最終話 仲良くできない
「お待たせだよ! 二人とも!!!」
現川の声が響き渡る。
俺は安心してほっと息を吐き、勝利を確信してニヤリと笑った。
「あと少し遅かったらボコボコにされてた」
「これでもなるはや超特急で来たんだからね⁉」
腑抜けた会話にポカンと口を開いて固まる男たち。
「でも――助かった」
「うん、よかった」
現川がにひっと白い歯を見せて笑う。
それと同時に、現川の背後から黒服を着た、たくさんのガタイのいい男たちが出てきた。
「な、なんだこれはぁぁ⁉」
あっという間に形勢逆転。
少し遅れて、見知ったあの人たちも駆けつけた。
「遅くなって悪いな、冬ノ瀬」
「ごめんね~手間取っちゃって」
「そんなことないですよ、先輩」
そう、俺が到着を待っていたのは香住先輩率いる専属護衛部隊だった。
実は体育祭後、嫌な予感を同じく感じていた先輩に「何かあったらすぐに呼んで欲しい」と言われていたのだ。
ここまで心強い助っ人はそうそうないだろう。
「ってか、私の時と対応違くない⁉ 私には遅いって言ったくせに!!!」
「親しき中には冗談あり、って言うだろ?」
「親しき中にこそ礼儀があるべきでしょ! そこをないがしろにする人は、すぐに友達いなくなっちゃうよーだ!!」
ぷいっ、と拗ねる現川。
この状況にそんな現川のいつもの姿は、より安心感を与えてくれた。
「ってか小谷鳥ちゃん大丈夫⁉ 殴られてないよね⁉」
「大丈夫よ。さっきは少し危なかったけれど……みんなが来てくれたから、助かったわ。ありがとう」
「ふふっ、よかった!」
心底安心したように頬を緩ませる小谷鳥。
香住先輩はそんな小谷鳥の笑顔を見て安心したように胸を撫でおろし、「さて」と話を切り出す。
「私の可愛い後輩をいじめてくれたのは、どこの人ですかぁ~?」
護衛部隊が道を空け、そこを香住先輩が歩いていく。
香住先輩は普段温厚だ。

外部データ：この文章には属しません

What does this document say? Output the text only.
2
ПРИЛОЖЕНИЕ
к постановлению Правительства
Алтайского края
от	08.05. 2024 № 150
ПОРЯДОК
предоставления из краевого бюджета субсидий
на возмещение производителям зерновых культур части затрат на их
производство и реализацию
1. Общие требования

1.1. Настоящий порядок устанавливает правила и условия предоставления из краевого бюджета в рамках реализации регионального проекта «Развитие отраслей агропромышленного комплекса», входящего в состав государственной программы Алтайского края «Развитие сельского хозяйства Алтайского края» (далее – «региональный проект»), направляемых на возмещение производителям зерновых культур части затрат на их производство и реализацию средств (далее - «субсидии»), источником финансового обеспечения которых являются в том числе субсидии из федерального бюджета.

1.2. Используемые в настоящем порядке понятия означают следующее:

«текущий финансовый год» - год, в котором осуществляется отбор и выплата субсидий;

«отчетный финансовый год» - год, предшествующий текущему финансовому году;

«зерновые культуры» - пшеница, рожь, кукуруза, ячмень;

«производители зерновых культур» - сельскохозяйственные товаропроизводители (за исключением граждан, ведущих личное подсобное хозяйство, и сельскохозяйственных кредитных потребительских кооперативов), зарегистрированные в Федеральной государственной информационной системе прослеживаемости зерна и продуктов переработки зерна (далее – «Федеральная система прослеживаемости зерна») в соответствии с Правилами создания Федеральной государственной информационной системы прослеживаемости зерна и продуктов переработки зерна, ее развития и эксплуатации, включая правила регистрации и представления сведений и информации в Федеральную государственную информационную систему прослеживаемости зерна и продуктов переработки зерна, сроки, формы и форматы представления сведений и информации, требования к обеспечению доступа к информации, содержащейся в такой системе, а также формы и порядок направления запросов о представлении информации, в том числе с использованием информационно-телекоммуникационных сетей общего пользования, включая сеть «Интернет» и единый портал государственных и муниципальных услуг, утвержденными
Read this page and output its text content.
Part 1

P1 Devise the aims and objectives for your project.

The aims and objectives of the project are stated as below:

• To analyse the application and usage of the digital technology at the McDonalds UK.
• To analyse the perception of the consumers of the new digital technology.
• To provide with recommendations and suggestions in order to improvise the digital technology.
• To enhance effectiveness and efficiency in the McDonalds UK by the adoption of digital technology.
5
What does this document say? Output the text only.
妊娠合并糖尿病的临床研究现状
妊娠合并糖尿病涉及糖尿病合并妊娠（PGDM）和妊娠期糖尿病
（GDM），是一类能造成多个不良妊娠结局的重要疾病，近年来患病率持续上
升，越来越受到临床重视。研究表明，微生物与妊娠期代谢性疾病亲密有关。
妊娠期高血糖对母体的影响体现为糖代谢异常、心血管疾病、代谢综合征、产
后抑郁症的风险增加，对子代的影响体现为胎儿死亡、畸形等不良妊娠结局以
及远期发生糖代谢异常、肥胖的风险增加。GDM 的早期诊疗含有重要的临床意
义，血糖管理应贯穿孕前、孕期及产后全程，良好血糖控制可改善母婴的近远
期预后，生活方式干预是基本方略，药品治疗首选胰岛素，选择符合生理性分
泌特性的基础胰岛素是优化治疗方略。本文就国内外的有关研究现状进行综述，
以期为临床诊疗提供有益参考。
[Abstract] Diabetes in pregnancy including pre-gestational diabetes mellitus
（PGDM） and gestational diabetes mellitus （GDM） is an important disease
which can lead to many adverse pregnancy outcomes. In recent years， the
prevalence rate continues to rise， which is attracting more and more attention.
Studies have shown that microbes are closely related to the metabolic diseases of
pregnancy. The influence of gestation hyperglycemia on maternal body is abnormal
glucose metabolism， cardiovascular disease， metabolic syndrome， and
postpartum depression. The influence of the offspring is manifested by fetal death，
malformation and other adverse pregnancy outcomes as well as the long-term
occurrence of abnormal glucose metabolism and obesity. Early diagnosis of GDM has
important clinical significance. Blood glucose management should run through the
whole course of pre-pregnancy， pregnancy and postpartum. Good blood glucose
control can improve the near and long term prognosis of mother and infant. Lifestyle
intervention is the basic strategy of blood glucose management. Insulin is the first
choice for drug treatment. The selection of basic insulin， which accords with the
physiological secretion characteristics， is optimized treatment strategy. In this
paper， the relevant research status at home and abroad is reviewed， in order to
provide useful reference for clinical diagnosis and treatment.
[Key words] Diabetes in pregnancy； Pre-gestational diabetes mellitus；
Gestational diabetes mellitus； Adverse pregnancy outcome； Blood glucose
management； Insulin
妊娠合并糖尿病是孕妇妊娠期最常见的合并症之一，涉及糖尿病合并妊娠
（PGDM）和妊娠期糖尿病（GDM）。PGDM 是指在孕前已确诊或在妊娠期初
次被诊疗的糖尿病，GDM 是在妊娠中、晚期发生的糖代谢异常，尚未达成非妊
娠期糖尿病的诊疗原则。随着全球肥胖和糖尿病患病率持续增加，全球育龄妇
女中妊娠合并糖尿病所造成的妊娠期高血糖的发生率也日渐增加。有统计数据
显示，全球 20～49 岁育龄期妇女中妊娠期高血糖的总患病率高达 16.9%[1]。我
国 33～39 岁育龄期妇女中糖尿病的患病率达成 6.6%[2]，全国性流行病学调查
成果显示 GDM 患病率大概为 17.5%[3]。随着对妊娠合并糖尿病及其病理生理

――しかし、怒るときはとんでもない殺気を発する。
「っ!!! こ、これは違くて……」
「違う? 何がですか?」
「い、いや、そ、その……」
「ふふっ、覚悟、してくださいね?」
「そんなぁぁぁぁぁぁ!!!!!!」
世の中には怒らせてはいけない人がいる。
それはまさに香住先輩だなと改めて思った。
その後、護衛部隊によってその場はおさめられた。
なんでも前々からこの町に不良グループが存在していることをよく思っていなかったらしく、今回の一件を機に香住先輩のお父さんが完全に根絶やしにするそうだ。
これぞ権力。いいな、権力者って。
坂東先輩に関しては、前々から起こしていた問題が明るみとなり、退学処分となったらしい。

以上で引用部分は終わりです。